The KD7 is very smooth from heel strike to toe off, with a full length Zoom unit, stable midsole and flexible outsole. I almost felt like the shoe promoted more of a midfoot strike – not to the extent of the KD III, which felt like it had a bulge under your arch that rolled you forward – but I noticed myself not landing quite as squarely on my heel. A midfoot strike is a very neutral and natural gait (it’s what many competitive runners strive for), so this is a good thing.
As mentioned before, the shoe features a 180° Zoom bag, visible at the heel. The Zoom bag is housed in a solid midsole that provides plenty of support while still remaining flexible. The midfoot support from the KD7 is the best I’ve had since the Anatomix last year. While I may sound old harping on support, if you play enough ball you WILL need it eventually.
You’ll notice five TPU bars on the bottom of the shoe that run through the midfoot, mimicking the bones of your foot. This aids support while promoting natural flexibility, and is a fantastic addition to the cushioning setup. The UA Anatomix Spawn featured a TPU support structure with a similar idea in mind, and it was great in that shoe too. Hopefully, the extreme lightweight/flexible movement will get phased out of basketball models and we’ll get more attention to detail when it comes to midfoot support.
Responsiveness is excellent with a firm but bouncy Zoom setup. Stability is also very good, thanks to the supportive midsole and overall fit of the upper. The lateral stability is miles ahead of the KD VI Elite. As far as step in comfort, you’ll be hard pressed to find a better hoops shoe. The Jordan CP3.VII and XX8 SE both were extremely comfortable underfoot, and the KD7 is right there in terms of sheer comfort.
Overall, this may be my favorite cushioning setup of the year across all categories along with the XX8 SE. I loved the support and responsiveness especially, and it simply plays well in every aspect.
Featuring a pressure mapped outsole with a herringbone-esque pattern (more wavy, reminded me a little of the Jordan XX3 models), the traction is excellent. Flexibility is good and the channels are deep, which is a recipe for reliable traction underfoot. I’ve only used it indoors, a few times on very good floors and once on a dustier one, but traction was great no matter what.
No issues so far here. The Hyperposite heel will scuff some on the medial side, but that’s to be expected. I anticipate the mesh holding up well in the forefoot, given that it’s backed by another layer of fabric. There’s also a medial toecap for durability in the toebox. I was concerned at first about the Hyperposite being stitched directly to the mesh but its well constructed and after playing in it I don’t have any concerns there.

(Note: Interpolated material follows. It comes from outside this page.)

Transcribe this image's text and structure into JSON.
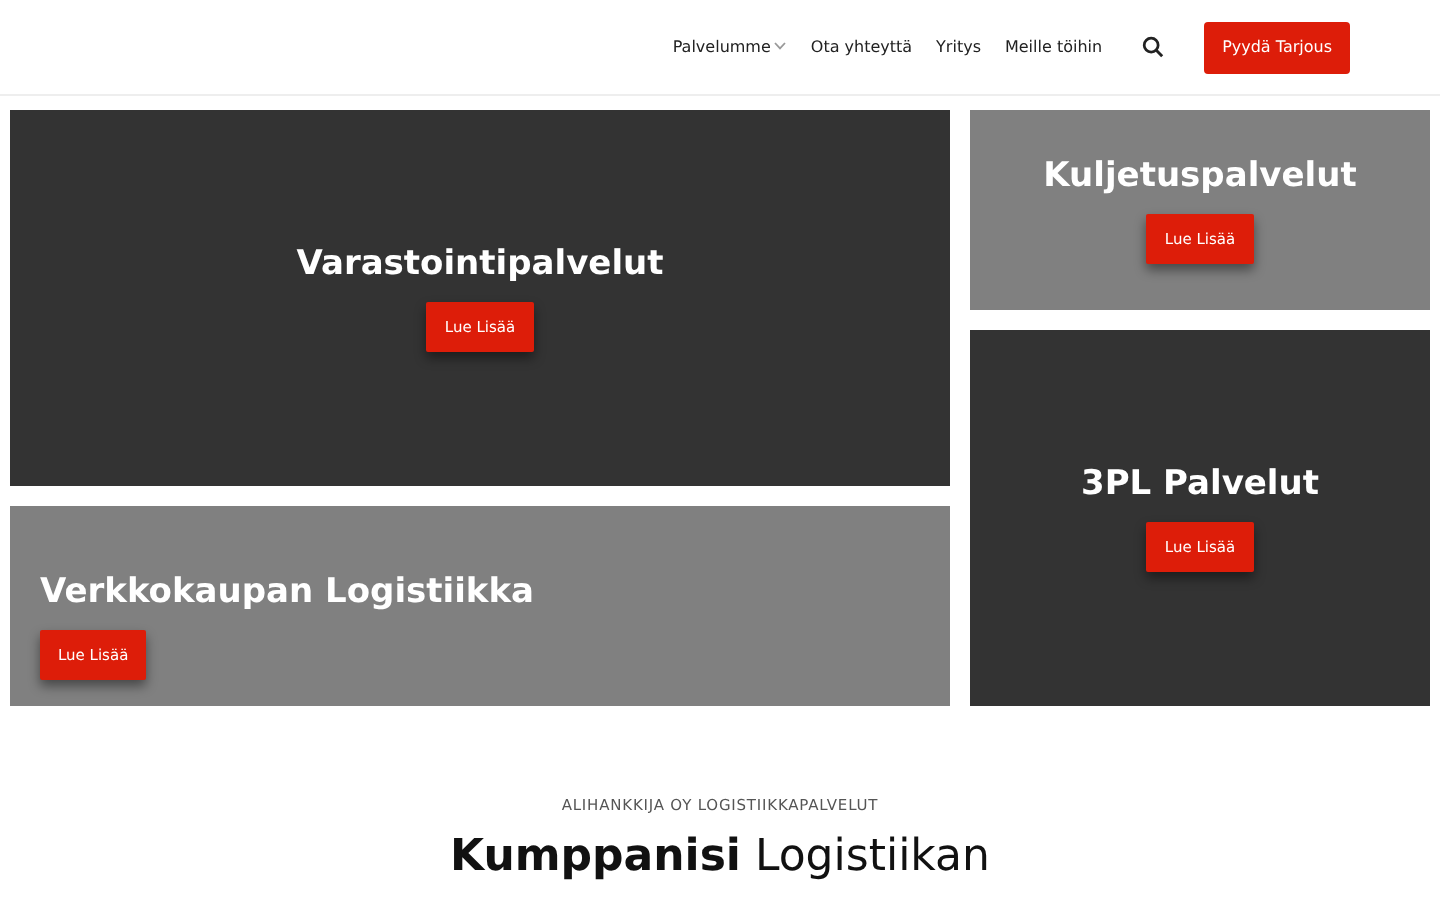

The KD7 proved to be one of the best shoes I’ve tested this year. It instantly becomes a go-to shoe for me thanks to the lockdown, support and responsiveness, along with great transition and traction. It’s simply a very good shoe overall, built to be a performance beast rather than just a unique silhouette like the KD 6. I was beginning to doubt Nike after being disappointed in the last few models I’d tested, but they got this one right.
As a final note, I think this is a great shoe for any position. There’s enough support for bigger guys, but the shoe plays very light and nimble thanks to the secure fit and good responsiveness. If you’re looking for a team shoe or something to last all season, definitely make it a priority to try on the KD7.